RE: Macht und Weiblichkeit | 04.08.2016 | 08:02

Vielen Dank fuer die freundliche Reaktion! Das Interessante bei Merkel ist natuerlich, dass sie als symbolishe Mutter taugen muss, gerade in Zeiten der Krise, dabei aber biologisch gar keine ist - was ihr ja mehr oder weniger unumwunden auch immer mal wieder zum Vorwurf gemacht wird. Interessant waere auch noch einmal zu untersuchen, ab welchem Zeitpunkt in ihrer Karreier hier die Rolle der "Mutter" auftauchte, und in welche Rolle dadurch ihre Kollegen und Konkurrentnen, gerade auch in der CDU, geraten.

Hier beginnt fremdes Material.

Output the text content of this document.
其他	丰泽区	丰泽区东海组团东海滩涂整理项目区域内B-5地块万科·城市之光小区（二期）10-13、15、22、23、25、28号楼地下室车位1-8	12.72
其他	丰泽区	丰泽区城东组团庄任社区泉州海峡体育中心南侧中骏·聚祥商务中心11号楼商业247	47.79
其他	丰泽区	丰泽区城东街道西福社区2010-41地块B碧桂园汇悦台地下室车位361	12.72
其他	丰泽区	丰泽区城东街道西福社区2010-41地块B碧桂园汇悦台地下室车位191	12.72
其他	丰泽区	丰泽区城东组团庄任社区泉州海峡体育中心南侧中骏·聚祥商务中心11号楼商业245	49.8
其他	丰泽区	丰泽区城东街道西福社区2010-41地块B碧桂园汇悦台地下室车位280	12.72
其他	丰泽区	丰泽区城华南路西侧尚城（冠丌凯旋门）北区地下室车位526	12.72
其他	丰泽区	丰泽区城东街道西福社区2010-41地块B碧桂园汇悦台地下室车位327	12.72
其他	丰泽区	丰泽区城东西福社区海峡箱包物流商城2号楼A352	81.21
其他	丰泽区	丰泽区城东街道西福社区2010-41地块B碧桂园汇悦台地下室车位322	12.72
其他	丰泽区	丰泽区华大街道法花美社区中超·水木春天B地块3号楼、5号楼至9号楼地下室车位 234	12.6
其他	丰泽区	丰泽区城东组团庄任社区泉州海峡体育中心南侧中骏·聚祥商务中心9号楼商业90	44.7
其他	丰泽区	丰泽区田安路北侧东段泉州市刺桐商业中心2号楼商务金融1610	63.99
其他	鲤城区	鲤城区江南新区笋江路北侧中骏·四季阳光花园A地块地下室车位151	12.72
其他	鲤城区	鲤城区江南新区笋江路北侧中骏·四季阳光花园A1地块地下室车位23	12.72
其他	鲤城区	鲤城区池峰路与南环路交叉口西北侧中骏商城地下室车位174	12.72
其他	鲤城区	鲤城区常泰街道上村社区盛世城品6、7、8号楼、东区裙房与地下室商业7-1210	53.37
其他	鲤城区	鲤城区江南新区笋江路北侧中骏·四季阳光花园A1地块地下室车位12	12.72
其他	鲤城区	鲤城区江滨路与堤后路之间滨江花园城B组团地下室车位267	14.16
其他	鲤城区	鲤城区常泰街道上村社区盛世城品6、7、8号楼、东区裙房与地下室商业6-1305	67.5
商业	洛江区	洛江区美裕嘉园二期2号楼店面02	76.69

RE: Homophobie hört nie auf | 16.06.2016 | 22:04

Mit drei Tagen Verspaetung ist bei Merkel doch noch der Groschen gefallen. So heisst es heute auf der FB-Seite der Bundesregierung


Bundesregierung8 Std. ·

‪#‎Orlando‬ – Nach dem entsetzlichen Attentat vom Sonntag hat Kanzlerin Merkel erneut ihre tiefe Anteilnahme ausgedrückt. Noch kenne man die Hintergründe der Tat nicht genau, dennoch wisse man: "Der Attentäter war sich vollkommen klar, dass er in dem Nachtklub lesbische und schwule Menschen antreffen wird, und genau auf diese Menschen war sein Attentat gezielt. Neben der tiefen Anteilnahme gegenüber den Angehörigen der 49 Opfer empfinde ich vor allen Dingen auch Beunruhigung darüber, dass wir gerade gestern wieder Umfragen gehört haben, dass sich die Haltung auch der Menschen in Deutschland zu den Homosexuellen, zu Lesben und Schwulen verändert hat und die homophobe Haltung zugenommen hat. Das ist ein Warnsignal", so die Kanzlerin.